Permission is hereby granted, free of charge, to any person obtaining a copy of this software and associated documentation files (the "Software"), to deal in the Software without restriction, including without limitation the rights to use, copy, modify, merge, publish, distribute, sublicense, and/or sell copies of the Software, and to permit persons to whom the Software is furnished to do so, subject to the following conditions:
The above copyright notice and this permission notice shall be included in all copies or substantial portions of the Software.

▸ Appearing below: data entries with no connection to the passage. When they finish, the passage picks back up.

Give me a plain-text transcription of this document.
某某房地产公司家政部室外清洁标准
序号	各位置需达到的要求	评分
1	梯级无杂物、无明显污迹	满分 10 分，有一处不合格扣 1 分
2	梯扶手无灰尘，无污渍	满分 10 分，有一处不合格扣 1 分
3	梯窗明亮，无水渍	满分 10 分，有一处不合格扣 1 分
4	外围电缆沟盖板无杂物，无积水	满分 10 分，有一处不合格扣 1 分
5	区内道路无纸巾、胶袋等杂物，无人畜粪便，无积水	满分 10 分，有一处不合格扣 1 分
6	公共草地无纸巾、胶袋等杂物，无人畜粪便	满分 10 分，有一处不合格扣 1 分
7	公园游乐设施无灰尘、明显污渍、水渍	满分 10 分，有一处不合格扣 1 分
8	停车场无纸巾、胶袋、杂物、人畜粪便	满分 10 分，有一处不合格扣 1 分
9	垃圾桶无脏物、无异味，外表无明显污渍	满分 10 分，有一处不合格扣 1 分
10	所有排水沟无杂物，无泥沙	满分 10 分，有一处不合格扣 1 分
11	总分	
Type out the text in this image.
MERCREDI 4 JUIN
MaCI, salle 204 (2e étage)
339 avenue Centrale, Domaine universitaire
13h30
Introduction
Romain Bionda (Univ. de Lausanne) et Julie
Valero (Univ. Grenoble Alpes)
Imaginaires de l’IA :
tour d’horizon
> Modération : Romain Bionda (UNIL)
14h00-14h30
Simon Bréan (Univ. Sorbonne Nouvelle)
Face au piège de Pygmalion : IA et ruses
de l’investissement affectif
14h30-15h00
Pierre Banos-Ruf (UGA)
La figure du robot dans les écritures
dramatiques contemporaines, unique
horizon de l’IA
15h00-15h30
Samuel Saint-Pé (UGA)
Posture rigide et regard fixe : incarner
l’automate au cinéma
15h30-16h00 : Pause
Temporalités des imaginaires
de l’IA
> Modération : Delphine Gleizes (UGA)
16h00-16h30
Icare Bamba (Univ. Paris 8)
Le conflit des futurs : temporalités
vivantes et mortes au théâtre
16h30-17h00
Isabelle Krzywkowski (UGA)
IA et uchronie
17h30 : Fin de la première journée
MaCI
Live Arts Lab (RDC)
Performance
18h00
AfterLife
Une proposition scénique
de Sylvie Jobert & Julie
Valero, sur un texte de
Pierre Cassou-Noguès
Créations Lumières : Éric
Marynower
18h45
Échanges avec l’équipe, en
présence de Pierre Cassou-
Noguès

THE SOFTWARE IS PROVIDED "AS IS", WITHOUT WARRANTY OF ANY KIND, EXPRESS OR IMPLIED, INCLUDING BUT NOT LIMITED TO THE WARRANTIES OF MERCHANTABILITY, FITNESS FOR A PARTICULAR PURPOSE AND NONINFRINGEMENT. IN NO EVENT SHALL THE AUTHORS OR COPYRIGHT HOLDERS BE LIABLE FOR ANY CLAIM, DAMAGES OR OTHER LIABILITY, WHETHER IN AN ACTION OF CONTRACT, TORT OR OTHERWISE, ARISING FROM, OUT OF OR IN CONNECTION WITH THE SOFTWARE OR THE USE OR OTHER DEALINGS IN THE SOFTWARE.